Prestation de soins : une histoire d'amour

SoignantQuand j'étais petite, ma grand-mère vivait à Paradise, en Californie, et d'après les vacances d'été que ma sœur et moi avons passées chez elle, le nom de la ville convenait parfaitement. Elle nous a appris à tricoter et à coudre et à faire nos propres beignets. Sous son évier se trouvait une boîte contenant de la térébenthine, des pinceaux et trois douzaines de minuscules bouteilles de peinture émaillée, et nous avons passé des après-midi à faire des images de grenouilles et de cailles sur les rochers lisses que nous avons ramenés du lac Shasta.

La vie n'aurait pas pu imaginer une meilleure grand-mère. Elle possédait un chien et ne s'intéressait pas à la télévision. Elle m'a laissé remplir des livres de timbres verts S&H et les dépenser à ma guise. La nuit, je me tenais sur un tabouret devant son évier de cuisine et elle m'a rincé les cheveux avec de l'eau citronnée.

Au fil des années, nous avons changé nos rôles : elle m'a conduit des lieux, maintenant je conduis ses lieux. Nous avions l'habitude de parler des livres que nous lisions, puis elle lisait les livres que j'avais écrits, puis sa vue était tombée en panne et je lui lisais des livres. Pendant des années, j'ai déjeuné avec elle tous les jours et nous regardions son feuilleton, mais elle ne se souvenait plus qui était qui et tout cela était devenu une irritation pour elle. C'était pendant les 16 années où elle a vécu avec ma mère. Ses amis étaient morts et ses huit frères et sœurs étaient morts et son mari était mort et elle attendait son heure. Lorsque le processus a semblé aller trop lentement pour lui convenir, elle a entamé une grève de la faim digne de l'IRA. Quand elle a atteint 103 livres, il y a deux ans, nous l'avons mise en résidence-services. Elle avait 92 ans.

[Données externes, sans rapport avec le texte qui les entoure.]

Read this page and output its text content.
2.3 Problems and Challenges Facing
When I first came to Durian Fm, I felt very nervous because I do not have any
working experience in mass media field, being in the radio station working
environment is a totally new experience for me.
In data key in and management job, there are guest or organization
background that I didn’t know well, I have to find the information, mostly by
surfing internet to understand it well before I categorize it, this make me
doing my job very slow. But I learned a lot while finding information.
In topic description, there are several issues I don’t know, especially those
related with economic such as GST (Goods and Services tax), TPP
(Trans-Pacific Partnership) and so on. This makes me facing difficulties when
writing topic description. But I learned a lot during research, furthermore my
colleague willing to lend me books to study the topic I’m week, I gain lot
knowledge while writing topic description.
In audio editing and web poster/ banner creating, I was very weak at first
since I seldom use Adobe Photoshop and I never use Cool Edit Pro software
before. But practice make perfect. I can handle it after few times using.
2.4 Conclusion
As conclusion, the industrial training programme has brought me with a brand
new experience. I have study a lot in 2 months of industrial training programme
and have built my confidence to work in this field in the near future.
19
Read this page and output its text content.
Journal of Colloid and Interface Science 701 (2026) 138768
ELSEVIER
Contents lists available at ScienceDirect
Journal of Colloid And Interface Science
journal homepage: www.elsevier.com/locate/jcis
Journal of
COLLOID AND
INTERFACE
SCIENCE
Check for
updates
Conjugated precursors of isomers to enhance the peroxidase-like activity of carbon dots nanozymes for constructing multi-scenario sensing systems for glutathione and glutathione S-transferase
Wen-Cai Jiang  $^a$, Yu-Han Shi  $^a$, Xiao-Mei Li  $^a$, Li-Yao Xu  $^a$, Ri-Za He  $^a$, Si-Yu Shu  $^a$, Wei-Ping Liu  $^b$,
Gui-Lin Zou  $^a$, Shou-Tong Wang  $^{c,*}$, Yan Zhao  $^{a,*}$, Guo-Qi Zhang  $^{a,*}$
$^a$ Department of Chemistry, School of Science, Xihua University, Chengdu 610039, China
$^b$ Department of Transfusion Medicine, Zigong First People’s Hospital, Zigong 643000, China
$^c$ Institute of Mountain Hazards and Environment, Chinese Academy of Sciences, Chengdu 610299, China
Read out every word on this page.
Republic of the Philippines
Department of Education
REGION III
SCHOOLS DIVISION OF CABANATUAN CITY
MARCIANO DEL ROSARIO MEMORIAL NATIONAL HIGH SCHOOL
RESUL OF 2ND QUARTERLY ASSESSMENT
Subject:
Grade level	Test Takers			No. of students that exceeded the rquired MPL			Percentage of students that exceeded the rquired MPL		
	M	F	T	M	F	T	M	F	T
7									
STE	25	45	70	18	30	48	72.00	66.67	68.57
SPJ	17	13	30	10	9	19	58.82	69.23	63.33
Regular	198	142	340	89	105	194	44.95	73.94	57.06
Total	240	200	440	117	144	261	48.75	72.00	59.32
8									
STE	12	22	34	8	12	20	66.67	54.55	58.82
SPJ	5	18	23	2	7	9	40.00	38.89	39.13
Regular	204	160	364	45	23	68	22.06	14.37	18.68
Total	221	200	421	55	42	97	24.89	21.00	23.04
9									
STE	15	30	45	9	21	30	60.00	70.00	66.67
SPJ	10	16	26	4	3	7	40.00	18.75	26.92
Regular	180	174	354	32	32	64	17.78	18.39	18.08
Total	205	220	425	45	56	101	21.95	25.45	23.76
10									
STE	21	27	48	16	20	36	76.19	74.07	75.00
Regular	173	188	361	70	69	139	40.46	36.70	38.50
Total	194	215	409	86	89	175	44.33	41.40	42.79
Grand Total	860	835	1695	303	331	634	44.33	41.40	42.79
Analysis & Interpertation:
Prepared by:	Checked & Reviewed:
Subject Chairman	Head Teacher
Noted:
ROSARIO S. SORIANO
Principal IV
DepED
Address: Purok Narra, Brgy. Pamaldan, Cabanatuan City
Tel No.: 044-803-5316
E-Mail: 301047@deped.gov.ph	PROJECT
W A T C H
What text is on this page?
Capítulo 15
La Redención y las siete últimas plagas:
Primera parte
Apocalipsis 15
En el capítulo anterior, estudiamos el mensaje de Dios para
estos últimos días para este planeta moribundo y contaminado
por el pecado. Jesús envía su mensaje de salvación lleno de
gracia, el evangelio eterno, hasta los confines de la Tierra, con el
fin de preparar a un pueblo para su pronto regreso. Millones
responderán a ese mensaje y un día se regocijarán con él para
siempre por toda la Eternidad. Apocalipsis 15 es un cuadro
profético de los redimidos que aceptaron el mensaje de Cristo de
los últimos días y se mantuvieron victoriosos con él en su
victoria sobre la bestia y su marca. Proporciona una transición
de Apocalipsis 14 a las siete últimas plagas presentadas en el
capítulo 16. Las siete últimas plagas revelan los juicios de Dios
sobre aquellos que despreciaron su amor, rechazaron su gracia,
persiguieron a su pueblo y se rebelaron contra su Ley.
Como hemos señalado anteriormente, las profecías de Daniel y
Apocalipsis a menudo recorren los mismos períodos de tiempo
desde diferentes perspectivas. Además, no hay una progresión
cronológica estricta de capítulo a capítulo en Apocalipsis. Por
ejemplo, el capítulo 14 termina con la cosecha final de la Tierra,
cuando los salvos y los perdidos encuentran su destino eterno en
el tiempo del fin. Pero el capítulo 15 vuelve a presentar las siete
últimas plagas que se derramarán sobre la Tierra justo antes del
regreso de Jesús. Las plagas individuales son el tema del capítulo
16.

Le monde est divisé ainsi : un jour ma mère va me rendre visite, le lendemain c'est moi. J'emmène ma grand-mère chez moi, la penche au-dessus du lavabo et lui lave les cheveux. Nous avons une routine. Autrefois, il peignait des pierres et cuisait des biscuits à la mélasse ; plus tard, c'était faire du shopping ou simplement aller à l'épicerie. Maintenant, c'est le toilettage. Je suis devenu un de ces petits oiseaux égyptiens qui se dressent sur le dos d'un crocodile, creusant son bec entre les écailles. Je shampouine, revitalise, sèche, tresse et épingle. Je l'ai mise dans la lumière parfaite de la fenêtre de ma cuisine et j'ai épilé les poils invisibles de son menton, puis elle a passé ses doigts sur son menton pour me vérifier. « En a manqué un », dit-elle en tapotant. Je lui lime les ongles et je les peins si elle est d'humeur. Je remplis ma marmite bleue Le Creuset d'eau tiède et de vinaigre de cidre et je trempe ses pieds. Ensuite, je m'assois sur le sol de ma cuisine et je lui fais les orteils.